Lets get on with more jokes: Little Johnny In Class Again LITTLE JOHNNY IN CLASS AGAIN One day, the teacher walks into her classroom and announces to the class
that on each Friday, she will ask a question to the class and anyone who
answers correctly doesn't have to go to school the following Monday. On the first Friday, the teacher asks, "How many grains of sand are
in the beach?" Needless to say, no one could answer. The following Friday, the teacher asks the class, "How many stars
are in the sky?" and again no one could answer. Frustrated, little
Johnny decides that the next Friday, he would somehow answer the question
and get a three day weekend. So Thursday night, Johnny takes two ping-pong balls and paints them
black. The next day, he brings them to school in a paper bag. At the end
of the day, just when the teacher says, "Here's this week's question,"
Johnny empties the bag to the floor sending the ping-pong balls rolling
to the front of the room. Because they are young kids who find any
disruption of class amusing, the entire class starts laughing. The teacher says, " Okay, who's the comedian with the black balls?" Immediately, little Johnny stands up and says, "Bill Cosby, see ya
on Tuesday!" THE PRINCESS Three men (a white guy, a black guy, and a chinese guy) wanted to marry
the princess of their land. The king said if you can pass my three tests,
then you can marry my daughter. The first test is the wall. It is 20 stories high and has no holes or
cracks in it and you have to climb up with your bare hands. The second
test is the lake. It is filled with man-eating pirannas that will swallow
you whole! the third and final test is the cow. You have to bang the cow.
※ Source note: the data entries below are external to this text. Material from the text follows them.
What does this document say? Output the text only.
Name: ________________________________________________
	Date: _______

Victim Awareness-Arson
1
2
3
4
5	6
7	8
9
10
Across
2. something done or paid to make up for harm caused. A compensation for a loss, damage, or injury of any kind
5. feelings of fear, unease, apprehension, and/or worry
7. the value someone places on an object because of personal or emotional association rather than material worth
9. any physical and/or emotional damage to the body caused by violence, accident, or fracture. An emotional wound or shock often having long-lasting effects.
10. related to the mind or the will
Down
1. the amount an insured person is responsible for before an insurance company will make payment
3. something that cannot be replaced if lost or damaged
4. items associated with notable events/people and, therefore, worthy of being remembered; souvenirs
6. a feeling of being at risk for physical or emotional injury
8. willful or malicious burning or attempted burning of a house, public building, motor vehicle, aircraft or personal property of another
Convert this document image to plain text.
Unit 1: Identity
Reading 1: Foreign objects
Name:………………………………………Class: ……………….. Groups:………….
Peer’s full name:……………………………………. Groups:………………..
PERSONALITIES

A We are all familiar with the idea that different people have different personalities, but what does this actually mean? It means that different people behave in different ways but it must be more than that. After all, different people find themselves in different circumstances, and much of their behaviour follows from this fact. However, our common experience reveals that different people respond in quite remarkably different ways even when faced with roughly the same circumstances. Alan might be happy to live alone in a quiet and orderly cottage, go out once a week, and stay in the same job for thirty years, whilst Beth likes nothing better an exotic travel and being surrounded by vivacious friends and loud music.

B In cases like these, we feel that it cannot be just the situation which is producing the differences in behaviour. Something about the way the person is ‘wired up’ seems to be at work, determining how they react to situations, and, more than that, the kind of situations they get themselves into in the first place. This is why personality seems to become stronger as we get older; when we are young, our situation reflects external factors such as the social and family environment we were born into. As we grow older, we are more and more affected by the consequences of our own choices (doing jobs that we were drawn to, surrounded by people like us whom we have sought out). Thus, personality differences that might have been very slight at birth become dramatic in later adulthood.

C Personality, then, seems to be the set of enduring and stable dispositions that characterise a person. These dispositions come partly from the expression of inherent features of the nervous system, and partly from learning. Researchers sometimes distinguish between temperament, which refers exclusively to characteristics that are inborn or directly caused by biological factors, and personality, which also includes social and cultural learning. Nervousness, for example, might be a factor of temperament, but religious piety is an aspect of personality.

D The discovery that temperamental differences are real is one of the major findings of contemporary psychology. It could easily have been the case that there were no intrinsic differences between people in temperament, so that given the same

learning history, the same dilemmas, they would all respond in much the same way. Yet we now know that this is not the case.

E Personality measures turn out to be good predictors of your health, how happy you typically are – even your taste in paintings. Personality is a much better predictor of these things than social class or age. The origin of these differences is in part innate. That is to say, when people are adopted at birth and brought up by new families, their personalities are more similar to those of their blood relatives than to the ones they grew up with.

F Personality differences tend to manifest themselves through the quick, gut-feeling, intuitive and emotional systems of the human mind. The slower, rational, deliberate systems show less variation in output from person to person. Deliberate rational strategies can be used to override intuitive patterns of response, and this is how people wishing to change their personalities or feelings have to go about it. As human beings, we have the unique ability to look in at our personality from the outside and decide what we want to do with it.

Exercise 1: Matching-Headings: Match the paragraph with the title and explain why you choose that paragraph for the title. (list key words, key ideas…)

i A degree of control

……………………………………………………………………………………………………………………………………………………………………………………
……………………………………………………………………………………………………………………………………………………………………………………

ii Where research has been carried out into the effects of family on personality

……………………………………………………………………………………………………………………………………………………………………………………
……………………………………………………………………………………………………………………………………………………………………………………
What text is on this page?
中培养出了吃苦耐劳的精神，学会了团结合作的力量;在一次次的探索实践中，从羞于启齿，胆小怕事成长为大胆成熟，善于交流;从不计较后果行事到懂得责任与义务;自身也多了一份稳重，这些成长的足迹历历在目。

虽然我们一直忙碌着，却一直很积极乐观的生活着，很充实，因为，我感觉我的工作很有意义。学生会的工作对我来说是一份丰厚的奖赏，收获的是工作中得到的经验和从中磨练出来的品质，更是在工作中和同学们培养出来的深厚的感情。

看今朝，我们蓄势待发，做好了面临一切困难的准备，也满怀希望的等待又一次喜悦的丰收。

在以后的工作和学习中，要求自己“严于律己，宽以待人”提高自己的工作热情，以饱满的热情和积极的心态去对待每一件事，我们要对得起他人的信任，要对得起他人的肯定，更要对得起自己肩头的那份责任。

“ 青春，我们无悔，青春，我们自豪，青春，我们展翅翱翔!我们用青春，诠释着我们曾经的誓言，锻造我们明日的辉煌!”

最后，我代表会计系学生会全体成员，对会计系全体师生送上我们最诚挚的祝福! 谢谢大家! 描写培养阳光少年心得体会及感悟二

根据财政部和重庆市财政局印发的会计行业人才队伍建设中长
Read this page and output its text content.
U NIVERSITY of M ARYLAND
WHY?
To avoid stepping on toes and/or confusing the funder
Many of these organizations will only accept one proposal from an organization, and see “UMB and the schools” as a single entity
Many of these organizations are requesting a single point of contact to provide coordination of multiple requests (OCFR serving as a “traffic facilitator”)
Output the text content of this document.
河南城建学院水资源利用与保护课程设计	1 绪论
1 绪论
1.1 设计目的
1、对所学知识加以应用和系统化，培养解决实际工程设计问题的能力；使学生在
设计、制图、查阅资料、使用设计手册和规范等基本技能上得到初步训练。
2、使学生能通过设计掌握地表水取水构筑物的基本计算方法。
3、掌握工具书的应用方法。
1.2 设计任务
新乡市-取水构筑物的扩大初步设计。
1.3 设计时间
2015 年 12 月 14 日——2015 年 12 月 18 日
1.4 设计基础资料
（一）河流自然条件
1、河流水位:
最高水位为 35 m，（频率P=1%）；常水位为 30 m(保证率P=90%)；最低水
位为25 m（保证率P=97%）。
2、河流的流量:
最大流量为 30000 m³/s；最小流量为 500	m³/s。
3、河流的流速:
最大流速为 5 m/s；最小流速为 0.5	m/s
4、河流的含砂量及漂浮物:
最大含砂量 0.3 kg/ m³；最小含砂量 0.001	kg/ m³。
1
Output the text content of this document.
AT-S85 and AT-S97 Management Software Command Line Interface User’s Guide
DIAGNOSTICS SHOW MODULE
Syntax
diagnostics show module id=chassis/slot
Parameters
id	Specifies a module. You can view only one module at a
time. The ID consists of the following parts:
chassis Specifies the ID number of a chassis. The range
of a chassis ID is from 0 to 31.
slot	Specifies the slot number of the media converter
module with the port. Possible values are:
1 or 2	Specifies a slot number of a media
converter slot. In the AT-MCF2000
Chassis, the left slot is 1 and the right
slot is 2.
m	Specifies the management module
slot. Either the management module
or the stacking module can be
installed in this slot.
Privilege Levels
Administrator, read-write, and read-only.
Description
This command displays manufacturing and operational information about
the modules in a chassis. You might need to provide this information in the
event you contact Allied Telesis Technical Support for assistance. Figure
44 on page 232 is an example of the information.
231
So the chinese guy goes first and hardly gets over the wall and says "I
am not swimming through a lake of pirannas!" So the black guy walks up and gets over the wall pretty easy, hardly
gets through the lake, and says "you must be crazy, cuz' I ain't
bangen' no cow" So the white guy gets up, jumps over the wall, jumps over the lake, and
bangs the cow. So the king says "Congrats. You have passed all of my
tests and my now marry my daughter." The guy says "Man, forget
your daughter! How much do you want for the cow?"